Starting to settle, as best I could

The horses seemed to acclimate fairly quickly to their newer, much smaller digs. They had been on a couple acres of pasture, next to a river (that was hardly a barricade for intelligent ponies). When I first realized that the place I was living was not going to work for the duration I had anticipated, I started coming up with alternate plans. As much as I hated to divide my herd again, I felt that sending the mares back into a long-term breeding lease was the best thing for them. I knew the people who would be caring for them, and I would have fewer horses to figure out what I was going to do with.

Additionally, both these mares are such good broodmares and have such great bloodlines, that they should be producing, as the Fell Pony still has a very small gene pool, particularly in this country. So, I sent a message to Bonnie’s breeder, Cheryl Dutton of Braeberry Farm in Oregon, was happy to throw around some ideas where Bonnie and Yelena are out there in their breeding program. By the time the stuff had hit the fan that morning, I already had made arrangements with Cheryl to come get the mares. This made moving them all to that very small area easier, as I knew it was only for a couple days. Once we were all out of the bad situation, my emotions started to level off… but I did make a mental note that I was somewhat of a basket case and clearly my fitness levels needed work.

On that note, I started making notes. How could this have been better? What if this happens again? As I do not own my own place yet, and am at the mercy of others… it could happen at any time.  So, how would I be different? Was there anything I could do now that would alleviate the stress of that moment?

Part of that answer came as I thought about what had happened and that we were all safe. Our living situations were far from ideal, but we were safe and nobody was threatening our lives. Basically, once you make it through something, you can look back and say, “phew… I made it.” And that feeling helped me let go of the “Oh my God, what if this happens again?!”  I knew my horses would cope with whatever I threw at them. They were not crazy about their tiny pen, but they got along well enough and they were laid back.

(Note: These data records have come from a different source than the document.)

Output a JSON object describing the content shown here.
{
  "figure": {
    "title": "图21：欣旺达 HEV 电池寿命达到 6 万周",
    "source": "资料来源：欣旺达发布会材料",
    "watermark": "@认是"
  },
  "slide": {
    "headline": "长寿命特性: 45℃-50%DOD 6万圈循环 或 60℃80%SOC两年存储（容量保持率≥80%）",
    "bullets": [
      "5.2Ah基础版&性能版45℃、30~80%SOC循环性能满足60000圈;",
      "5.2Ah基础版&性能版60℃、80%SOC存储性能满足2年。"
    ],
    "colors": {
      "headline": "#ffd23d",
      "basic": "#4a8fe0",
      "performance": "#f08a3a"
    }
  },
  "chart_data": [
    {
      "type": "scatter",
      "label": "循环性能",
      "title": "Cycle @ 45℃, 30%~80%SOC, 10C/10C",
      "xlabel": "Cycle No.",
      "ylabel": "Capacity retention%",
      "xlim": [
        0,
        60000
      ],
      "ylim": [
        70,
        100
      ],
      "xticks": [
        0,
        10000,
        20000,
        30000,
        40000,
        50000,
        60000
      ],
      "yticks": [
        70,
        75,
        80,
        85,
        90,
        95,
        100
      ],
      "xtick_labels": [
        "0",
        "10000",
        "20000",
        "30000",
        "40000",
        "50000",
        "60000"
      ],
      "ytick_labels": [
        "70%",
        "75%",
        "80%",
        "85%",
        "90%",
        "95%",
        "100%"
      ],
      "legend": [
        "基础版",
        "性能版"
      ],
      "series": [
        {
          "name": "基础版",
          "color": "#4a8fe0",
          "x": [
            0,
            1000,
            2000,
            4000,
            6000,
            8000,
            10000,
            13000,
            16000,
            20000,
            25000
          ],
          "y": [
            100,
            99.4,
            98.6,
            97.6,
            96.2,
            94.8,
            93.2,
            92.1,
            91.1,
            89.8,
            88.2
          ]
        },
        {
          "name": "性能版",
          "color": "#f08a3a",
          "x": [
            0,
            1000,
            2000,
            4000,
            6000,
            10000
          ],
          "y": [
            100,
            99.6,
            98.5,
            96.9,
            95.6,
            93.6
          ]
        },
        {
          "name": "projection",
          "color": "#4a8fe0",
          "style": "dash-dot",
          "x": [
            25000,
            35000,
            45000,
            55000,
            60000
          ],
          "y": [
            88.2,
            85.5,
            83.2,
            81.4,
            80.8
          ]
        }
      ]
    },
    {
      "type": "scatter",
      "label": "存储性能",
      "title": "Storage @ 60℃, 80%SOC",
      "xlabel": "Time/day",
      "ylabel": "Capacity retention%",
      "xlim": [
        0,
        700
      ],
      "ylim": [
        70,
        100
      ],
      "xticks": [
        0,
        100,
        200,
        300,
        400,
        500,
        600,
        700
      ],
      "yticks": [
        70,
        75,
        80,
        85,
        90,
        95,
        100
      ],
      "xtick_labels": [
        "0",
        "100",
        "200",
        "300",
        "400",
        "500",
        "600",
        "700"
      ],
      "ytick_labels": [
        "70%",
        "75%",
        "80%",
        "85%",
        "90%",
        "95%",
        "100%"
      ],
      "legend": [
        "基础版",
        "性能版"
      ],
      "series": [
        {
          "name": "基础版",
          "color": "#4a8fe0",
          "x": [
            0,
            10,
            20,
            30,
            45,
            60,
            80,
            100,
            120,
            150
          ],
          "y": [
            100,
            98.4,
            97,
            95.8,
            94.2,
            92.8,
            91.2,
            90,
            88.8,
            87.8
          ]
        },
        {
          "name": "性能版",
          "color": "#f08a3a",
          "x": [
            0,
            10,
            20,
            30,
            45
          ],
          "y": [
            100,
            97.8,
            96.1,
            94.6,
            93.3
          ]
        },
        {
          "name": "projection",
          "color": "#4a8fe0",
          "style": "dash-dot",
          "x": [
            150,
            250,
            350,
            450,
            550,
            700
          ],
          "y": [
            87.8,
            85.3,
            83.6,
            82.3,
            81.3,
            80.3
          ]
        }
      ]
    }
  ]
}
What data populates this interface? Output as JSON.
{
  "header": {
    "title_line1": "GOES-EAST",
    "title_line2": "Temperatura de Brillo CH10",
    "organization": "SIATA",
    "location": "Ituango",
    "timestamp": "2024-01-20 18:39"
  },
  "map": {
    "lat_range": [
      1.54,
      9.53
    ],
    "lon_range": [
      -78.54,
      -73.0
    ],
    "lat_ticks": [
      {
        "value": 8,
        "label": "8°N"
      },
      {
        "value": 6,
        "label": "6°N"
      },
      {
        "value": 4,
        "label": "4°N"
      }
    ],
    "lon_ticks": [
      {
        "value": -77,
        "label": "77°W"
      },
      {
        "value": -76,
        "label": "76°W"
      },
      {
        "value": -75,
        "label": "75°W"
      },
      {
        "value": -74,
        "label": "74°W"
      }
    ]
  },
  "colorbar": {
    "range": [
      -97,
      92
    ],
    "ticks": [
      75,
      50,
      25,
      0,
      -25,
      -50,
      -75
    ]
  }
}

My dogs were probably use to moving as much as I was, and the key for them was always taking their dog beds.

And my key?  Well, I think a key for me was to know I would make it. The world is full of kind-hearted people, like the neighbor with the horse trailer who came over right after dinner and allowed me and my horses to do our thing without question. I still had a good friend and family nearby who would help me and we all would land on our feet, eventually. Once you know that… I mean really KNOW that, all the what-ifs are easily shrugged off.